«Der Bahnhof ist der Ort, wo die Leute in Schlieren ankommen. Da der erste Eindruck prägt, ist es wichtig, dass ein solcher Ort schön gestaltet wird», sagt Toni Brühlmann-Jecklin.

Weil dem so ist, freut sich Schlierens Stadtpräsident, dass das Areal westlich des bestehenden Bahnhofgebäudes schon bald ein neues Gesicht erhält.

Gestern wurde im Stadthaus die Ausstellung mit den Studienergebnissen des Architekturwettbewerbes für die Arealentwicklung um den Bahnhof eröffnet. Ab morgen ist sie öffentlich zugänglich.

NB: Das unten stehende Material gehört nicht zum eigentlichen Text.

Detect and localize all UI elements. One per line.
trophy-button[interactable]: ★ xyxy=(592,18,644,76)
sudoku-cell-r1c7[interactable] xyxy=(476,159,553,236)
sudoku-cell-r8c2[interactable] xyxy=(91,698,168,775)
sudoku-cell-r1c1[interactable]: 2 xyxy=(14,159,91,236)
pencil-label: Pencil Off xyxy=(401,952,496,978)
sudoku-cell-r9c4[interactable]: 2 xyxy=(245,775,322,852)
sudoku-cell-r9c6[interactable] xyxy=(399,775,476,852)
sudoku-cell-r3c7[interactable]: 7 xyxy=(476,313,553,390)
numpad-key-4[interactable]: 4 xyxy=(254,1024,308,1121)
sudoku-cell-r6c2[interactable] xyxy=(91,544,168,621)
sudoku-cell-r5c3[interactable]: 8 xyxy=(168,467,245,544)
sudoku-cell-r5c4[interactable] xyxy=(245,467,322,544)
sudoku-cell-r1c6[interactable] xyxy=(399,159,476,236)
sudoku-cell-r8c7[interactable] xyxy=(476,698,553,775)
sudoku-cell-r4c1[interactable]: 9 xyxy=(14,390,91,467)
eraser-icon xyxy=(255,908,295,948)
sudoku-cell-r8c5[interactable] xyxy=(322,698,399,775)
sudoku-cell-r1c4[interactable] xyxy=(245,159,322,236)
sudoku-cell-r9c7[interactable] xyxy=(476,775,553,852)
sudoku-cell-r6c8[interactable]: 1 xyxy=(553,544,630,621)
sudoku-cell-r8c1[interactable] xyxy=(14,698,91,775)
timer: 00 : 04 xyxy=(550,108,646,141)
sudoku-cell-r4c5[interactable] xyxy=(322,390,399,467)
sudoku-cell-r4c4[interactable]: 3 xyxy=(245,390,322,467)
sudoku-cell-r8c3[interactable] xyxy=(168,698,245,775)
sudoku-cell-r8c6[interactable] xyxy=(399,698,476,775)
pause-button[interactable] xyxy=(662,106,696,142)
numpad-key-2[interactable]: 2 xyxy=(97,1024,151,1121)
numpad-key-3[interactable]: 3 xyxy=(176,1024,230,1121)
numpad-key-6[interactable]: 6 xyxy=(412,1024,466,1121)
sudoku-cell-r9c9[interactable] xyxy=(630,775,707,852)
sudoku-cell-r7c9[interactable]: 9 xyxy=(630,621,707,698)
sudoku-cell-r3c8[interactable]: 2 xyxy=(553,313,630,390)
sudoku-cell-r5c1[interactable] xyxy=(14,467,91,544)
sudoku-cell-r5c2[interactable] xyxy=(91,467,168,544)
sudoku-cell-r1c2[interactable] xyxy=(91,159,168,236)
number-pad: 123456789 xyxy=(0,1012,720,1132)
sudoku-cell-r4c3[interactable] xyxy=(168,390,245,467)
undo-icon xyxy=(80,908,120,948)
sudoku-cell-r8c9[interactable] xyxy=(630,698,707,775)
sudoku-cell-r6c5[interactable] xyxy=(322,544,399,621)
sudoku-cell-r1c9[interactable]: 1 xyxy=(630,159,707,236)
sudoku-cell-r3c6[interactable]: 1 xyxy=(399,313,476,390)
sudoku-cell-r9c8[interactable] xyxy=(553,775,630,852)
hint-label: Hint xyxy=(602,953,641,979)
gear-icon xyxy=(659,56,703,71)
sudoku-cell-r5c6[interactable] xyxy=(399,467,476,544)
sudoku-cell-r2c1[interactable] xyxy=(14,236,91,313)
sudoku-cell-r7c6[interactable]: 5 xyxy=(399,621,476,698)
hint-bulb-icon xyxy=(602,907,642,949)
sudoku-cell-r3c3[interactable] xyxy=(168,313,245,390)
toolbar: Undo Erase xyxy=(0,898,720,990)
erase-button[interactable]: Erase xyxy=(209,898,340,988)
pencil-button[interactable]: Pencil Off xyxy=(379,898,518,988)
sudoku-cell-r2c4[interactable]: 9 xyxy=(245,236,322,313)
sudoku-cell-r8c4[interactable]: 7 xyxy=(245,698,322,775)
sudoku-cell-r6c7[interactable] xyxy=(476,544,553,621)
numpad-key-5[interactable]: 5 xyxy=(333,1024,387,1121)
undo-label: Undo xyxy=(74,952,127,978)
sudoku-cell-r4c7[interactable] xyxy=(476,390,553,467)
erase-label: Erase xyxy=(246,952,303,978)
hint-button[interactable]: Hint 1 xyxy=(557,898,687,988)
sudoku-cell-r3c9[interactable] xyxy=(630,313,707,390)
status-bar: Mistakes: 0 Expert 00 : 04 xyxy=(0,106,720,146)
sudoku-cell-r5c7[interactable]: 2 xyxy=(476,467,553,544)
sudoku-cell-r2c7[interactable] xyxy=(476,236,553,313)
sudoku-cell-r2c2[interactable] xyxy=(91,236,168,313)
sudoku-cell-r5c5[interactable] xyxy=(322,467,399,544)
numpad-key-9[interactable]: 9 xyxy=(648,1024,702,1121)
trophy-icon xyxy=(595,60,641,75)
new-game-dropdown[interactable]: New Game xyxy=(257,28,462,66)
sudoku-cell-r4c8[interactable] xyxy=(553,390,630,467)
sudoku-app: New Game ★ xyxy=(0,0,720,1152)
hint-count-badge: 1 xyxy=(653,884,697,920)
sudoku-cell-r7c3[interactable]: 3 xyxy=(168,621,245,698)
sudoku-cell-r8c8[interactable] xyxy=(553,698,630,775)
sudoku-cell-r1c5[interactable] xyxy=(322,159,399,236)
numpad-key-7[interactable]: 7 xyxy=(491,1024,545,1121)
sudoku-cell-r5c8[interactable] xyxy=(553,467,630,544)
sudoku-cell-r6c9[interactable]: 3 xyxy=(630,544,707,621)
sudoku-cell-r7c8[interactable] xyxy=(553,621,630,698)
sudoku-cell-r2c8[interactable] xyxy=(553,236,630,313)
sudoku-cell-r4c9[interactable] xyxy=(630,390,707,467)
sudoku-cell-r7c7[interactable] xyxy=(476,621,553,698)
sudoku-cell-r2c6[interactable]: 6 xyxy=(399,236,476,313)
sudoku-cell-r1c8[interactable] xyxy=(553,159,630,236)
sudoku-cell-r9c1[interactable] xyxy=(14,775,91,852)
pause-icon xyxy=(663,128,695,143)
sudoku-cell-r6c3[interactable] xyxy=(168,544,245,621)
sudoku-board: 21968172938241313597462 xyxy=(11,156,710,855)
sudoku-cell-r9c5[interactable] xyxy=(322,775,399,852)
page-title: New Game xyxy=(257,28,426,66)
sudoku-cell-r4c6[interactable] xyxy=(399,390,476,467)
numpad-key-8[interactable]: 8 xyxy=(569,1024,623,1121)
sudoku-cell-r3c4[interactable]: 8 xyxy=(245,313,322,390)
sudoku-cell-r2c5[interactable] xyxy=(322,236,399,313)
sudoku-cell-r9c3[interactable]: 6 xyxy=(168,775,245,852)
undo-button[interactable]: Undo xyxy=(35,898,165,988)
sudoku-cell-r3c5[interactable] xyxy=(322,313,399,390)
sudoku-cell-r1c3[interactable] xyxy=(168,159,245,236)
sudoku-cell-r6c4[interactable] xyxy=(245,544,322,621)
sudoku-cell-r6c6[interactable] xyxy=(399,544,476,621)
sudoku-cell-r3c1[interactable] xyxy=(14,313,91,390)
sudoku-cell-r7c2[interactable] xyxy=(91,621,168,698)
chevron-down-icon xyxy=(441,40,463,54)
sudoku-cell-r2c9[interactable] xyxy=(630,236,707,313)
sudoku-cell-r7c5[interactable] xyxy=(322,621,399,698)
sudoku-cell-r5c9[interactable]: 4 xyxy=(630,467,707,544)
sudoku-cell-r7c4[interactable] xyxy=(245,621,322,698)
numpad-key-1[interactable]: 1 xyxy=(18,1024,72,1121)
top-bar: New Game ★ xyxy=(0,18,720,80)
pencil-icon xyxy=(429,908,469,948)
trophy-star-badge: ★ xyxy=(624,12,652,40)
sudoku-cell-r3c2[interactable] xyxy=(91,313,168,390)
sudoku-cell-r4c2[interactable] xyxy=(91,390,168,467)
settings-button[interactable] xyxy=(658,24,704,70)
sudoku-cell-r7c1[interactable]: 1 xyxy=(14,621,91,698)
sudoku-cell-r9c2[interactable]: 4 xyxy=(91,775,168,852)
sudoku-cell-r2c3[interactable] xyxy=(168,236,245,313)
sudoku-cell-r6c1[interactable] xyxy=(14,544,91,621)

Der Wettbewerb wurde von den SBB in Auftrag gegeben. Ihnen gehört das rund 10000 Quadratmeter grosse Areal. Doch auch die Stadt Schlieren war in die Planungen involviert.«Wir sind froh, dass wir bei der Gestaltung des öffentlichen Raums unsere Anliegen einbringen konnten. Das war uns wichtig», sagt Stadtingenieur Manuel Peer.

Zwei neue Gebäude im Westen

Zu sehen gibt es zehn Projekte von fünf Architekturbüros. Jedes musste jeweils zwei Szenarien entwerfen. Eines für den Fall, dass bei der Arealentwicklung der öffentliche Gestaltungsplan Schlieren West zum Tragen kommt, das andere für Möglichkeit, dass ein privater Gestaltungsplan erarbeitet wird.

Weiter beinhaltete der Auftrag einerseits, Vorstellungen zur künftigen Gestaltung des Bahnhofplatzes zu entwickeln, und andererseits ein städtebauliches Konzept für die Nutzung und Überbauung des brachliegenden Landes westlich des Bahnhofgebäudes zu erarbeiten.

Gläserner Kioskpavillon

Als Sieger aus dem Wettbewerb hervorgegangen ist das Projekt von Baumann Roserens Architekten, weil es unter anderem «eine attraktive Gestaltung des Bahnhofplatzes ermöglicht», wie es im Jurybericht heisst. Es sieht vor, östlich des denkmalgeschützten Bahnhofgebäudes einen gläsernen Kioskpavillon zu errichten.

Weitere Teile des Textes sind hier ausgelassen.